La paciencia solo existe en un mundo de interrupciones, retrasos y decepciones. Solo crece en el campo de batalla. No podemos practicar la paciencia a menos que nuestras circunstancias lo exijan y las circunstancias que lo exigen son del tipo que no escogeríamos para nosotros. Más bien optaríamos por la conveniencia, rapidez, eficiencia y cumplimiento. Dios a menudo escoge circunstancias que requieren paciencia y nunca elige mal.
La impaciencia surge de nuestra negativa a confiar y someternos al tiempo de Dios para nuestras vidas. La impaciencia es una guerra por el control. La paciencia, en cambio, surge de un terreno diferente: de abrazar con humildad lo que no sabemos y no podemos controlar, de una confianza profunda y permanente en que Dios cumplirá todas Sus promesas, de un corazón que se siente profundamente feliz de tenerle.
En otras palabras, la paciencia más profunda proviene de un gozo humilde y lleno de esperanza en Dios por encima de todo. Eso significa que la verdadera paciencia no solo es incómoda, difícil y agotadora, sino, humanamente hablando, imposible. El tipo de paciencia que honra a Dios es tan difícil que no podemos practicarla sin la ayuda de Dios. Solo crece donde el Espíritu vive (Gá 5:22-23).
Muchos matices de paciencia
¿Qué podríamos decir, entonces, en términos prácticos, sobre la verdadera paciencia en la vida real? ¿Dónde podríamos buscar en las Escrituras para ver algunos de los colores y la textura de la paciencia en acción? Un versículo, en particular, me humilla y rebosa de lecciones para la paciencia cotidiana:
Les exhortamos, hermanos, a que amonesten a los indisciplinados, animen a los desalentados, sostengan a los débiles y sean pacientes con todos (1 Ts 5:14).

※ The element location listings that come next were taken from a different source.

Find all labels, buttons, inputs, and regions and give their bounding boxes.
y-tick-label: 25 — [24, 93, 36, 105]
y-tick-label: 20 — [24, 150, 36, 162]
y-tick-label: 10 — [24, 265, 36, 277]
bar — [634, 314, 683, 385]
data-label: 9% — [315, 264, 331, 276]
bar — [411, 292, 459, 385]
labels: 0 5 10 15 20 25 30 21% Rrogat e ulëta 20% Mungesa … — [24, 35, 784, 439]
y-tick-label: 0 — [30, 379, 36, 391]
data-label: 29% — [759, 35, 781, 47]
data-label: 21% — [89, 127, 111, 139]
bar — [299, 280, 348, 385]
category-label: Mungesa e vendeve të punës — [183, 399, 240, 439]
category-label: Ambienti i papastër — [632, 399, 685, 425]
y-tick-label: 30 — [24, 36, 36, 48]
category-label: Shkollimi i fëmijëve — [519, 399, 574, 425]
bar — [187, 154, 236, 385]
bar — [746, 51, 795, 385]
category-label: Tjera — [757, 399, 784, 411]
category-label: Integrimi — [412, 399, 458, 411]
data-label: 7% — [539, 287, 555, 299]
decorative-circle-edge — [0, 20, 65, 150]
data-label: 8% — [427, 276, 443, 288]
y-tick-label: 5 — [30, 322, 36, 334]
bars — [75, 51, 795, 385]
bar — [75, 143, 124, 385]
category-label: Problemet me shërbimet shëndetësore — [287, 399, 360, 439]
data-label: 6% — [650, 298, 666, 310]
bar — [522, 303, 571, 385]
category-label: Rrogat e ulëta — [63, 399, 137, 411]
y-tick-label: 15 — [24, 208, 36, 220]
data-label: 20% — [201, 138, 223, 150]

Las formas de acercarnos a cada grupo — los indisciplinados, los desalentados, los débiles— son diferentes, pero estamos llamados a tener paciencia con todos ellos. Lo que significa que probablemente vamos a experimentar la tentación de ser impacientes con todos ellos (y con muchos más). Entonces, ¿cómo podría lucir paciencia en cada caso?
Sostener al débil
Los débiles ponen a prueba nuestra paciencia porque necesitan más de nosotros que los demás. Muchos tenemos el impulso, al menos en el momento, de intervenir cuando vemos a una persona débil necesitada, ya sea joven, anciana, enferma, emocional o espiritualmente vulnerable. Pero la debilidad, como todos sabemos por experiencia personal, rara vez se contiene en un momento, lo que significa que los débiles necesitan algo más que ayuda en el momento; necesitan ayuda a largo plazo y esta ayuda requiere paciencia.

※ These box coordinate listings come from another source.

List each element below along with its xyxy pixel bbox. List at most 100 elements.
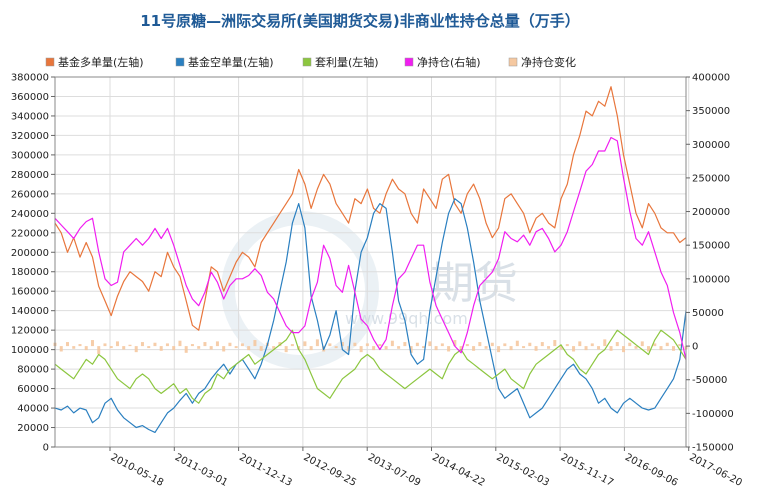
net-change-bar [184,346,188,353]
y-left-tick-label: 120000 [11,326,49,337]
net-change-bar [409,346,413,353]
net-change-bar [534,346,538,351]
legend: 基金多单量(左轴) 基金空单量(左轴) 套利量(左轴) 净持仓(右轴) 净持仓变化 [45,55,576,69]
y-left-tick-label: 20000 [17,423,49,434]
net-change-bar [509,346,513,351]
x-tick-label: 2017-06-20 [687,452,743,489]
y-right-tick-label: 200000 [692,207,730,218]
net-change-bar [328,343,332,347]
net-change-bar [515,340,519,347]
y-left-tick-label: 280000 [11,170,49,181]
net-change-bar [228,342,232,347]
net-change-bar [603,339,607,347]
watermark-url: www.99qh.com [345,309,468,328]
net-change-bar [222,346,226,352]
net-change-bar [203,342,207,347]
net-change-bar [372,346,376,351]
net-change-bar [59,346,63,352]
legend-label: 净持仓(右轴) [417,55,481,69]
net-change-bar [153,342,157,347]
net-change-bar [403,342,407,347]
chart-title: 11号原糖—洲际交易所(美国期货交易)非商业性持仓总量（万手） [140,12,580,30]
y-right-tick-label: 300000 [692,140,730,151]
x-tick-label: 2012-09-25 [301,452,357,489]
net-change-bar [497,346,501,353]
y-left-tick-label: 40000 [17,404,49,415]
y-left-tick-label: 80000 [17,365,49,376]
net-change-bar [234,346,238,349]
x-tick-label: 2013-07-09 [366,452,422,489]
net-change-bar [578,341,582,347]
net-change-bar [247,346,251,351]
net-change-bar [240,343,244,347]
x-tick-label: 2011-12-13 [237,452,293,489]
net-change-bar [122,346,126,350]
net-change-bar [609,346,613,351]
y-left-tick-label: 360000 [11,92,49,103]
net-change-bar [384,346,388,350]
y-left-tick-label: 100000 [11,345,49,356]
net-change-bar [584,346,588,351]
net-change-bar [215,341,219,347]
net-change-bars [53,339,688,355]
y-left-tick-label: 300000 [11,150,49,161]
net-change-bar [159,346,163,351]
net-change-bar [615,342,619,347]
legend-swatch [404,57,414,67]
net-change-bar [140,342,144,347]
net-change-bar [447,346,451,352]
y-right-tick-label: -150000 [692,443,734,454]
legend-label: 基金空单量(左轴) [188,55,274,69]
net-change-bar [678,344,682,347]
y-right-tick-label: 150000 [692,241,730,252]
legend-swatch [45,57,55,67]
y-right-tick-label: 350000 [692,106,730,117]
net-change-bar [253,340,257,347]
net-change-bar [109,346,113,349]
axes [54,76,687,448]
net-change-bar [597,346,601,350]
net-change-bar [197,346,201,349]
net-change-bar [65,342,69,347]
net-change-bar [553,340,557,347]
net-change-bar [428,341,432,347]
net-change-bar [453,340,457,347]
x-tick-label: 2016-09-06 [623,452,679,489]
series-line-left-8cc63f [54,329,687,404]
net-change-bar [634,346,638,349]
legend-swatch [175,57,185,67]
net-change-bar [478,342,482,347]
x-tick-label: 2011-03-01 [173,452,229,489]
net-change-bar [659,346,663,351]
y-left-tick-label: 140000 [11,306,49,317]
y-left-tick-label: 60000 [17,384,49,395]
series-lines [54,86,687,433]
x-tick-label: 2010-05-18 [109,452,165,489]
net-change-bar [303,341,307,347]
net-change-bar [422,346,426,349]
y-left-tick-label: 180000 [11,267,49,278]
net-change-bar [434,346,438,351]
net-change-bar [334,346,338,349]
y-left-tick-label: 200000 [11,248,49,259]
net-change-bar [378,344,382,347]
series-line-right-f01ef0 [54,136,687,360]
y-right-tick-label: 100000 [692,274,730,285]
net-change-bar [353,342,357,347]
y-left-tick-label: 0 [43,443,49,454]
net-change-bar [272,346,276,349]
net-change-bar [640,341,644,347]
y-left-tick-label: 240000 [11,209,49,220]
y-right-tick-label: -100000 [692,409,734,420]
net-change-bar [472,346,476,351]
x-ticks: 2010-05-18 2011-03-01 2011-12-13 2012-09-25… [109,447,744,489]
net-change-bar [440,343,444,347]
net-change-bar [490,342,494,347]
y-left-tick-label: 160000 [11,287,49,298]
y-left-tick-label: 220000 [11,228,49,239]
legend-swatch [302,57,312,67]
net-change-bar [540,342,544,347]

Pablo no encarga a la iglesia que amoneste a los débiles, sino que los sostenga. La palabra sostener también puede significar mantenerse firme o estar entregado. Hay una tenacidad en esta ayuda, un aferrarse a los débiles, incluso después de meses o años de inconvenientes y sacrificios. ¿De dónde viene esa paciencia? De saber que «mientras aún éramos débiles, a su tiempo Cristo murió por los impíos» (Ro 5:6), en otras palabras, que murió por nosotros. También de saber que «Dios ha escogido lo débil del mundo para avergonzar a lo que es fuerte» (1 Co 1:27), es decir, nos escogió a nosotros.

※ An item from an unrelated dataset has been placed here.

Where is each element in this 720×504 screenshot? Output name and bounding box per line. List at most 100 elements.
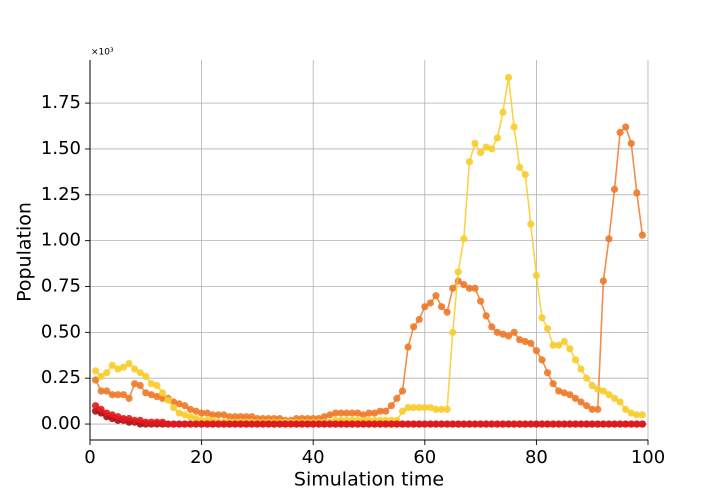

Aquellos que saben que son dolorosa e impotentemente débiles separados de Dios, son los que están más dispuestos a soportar las debilidades de los demás. No se resienten de haber ayudado por enésima vez, porque confían y se someten con gusto a los planes de Dios, incluidas las debilidades que ha puesto a su alrededor.
Animar a los desalentados
Los desalentados ponen a prueba nuestra paciencia porque se desaniman más fácilmente que los demás. Entre los tesalonicenses, algunos estaban empezando a desfallecer mientras lloraban la pérdida de sus seres queridos (1 Ts 4:13-5:11). El desánimo estaba agotando su fuerza espiritual y su determinación, por lo que necesitaban más de los demás (que probablemente también estaban afligidos).
Los desalentados carecen de la fuerza o resistencia que otros tienen en las relaciones y el ministerio. Llevan cargas que no pueden soportar por sí mismos. A menudo se desesperan por sus cargas, luchando por ver cómo la vida será más soportable. Todos tenemos ya nuestras propias cargas que soportar, por lo que hablar con regularidad de la gracia en las necesidades emocionales y espirituales de otra persona puede parecer especialmente agotador con el tiempo. El ministerio de aliento a menudo requiere una resistencia inusual.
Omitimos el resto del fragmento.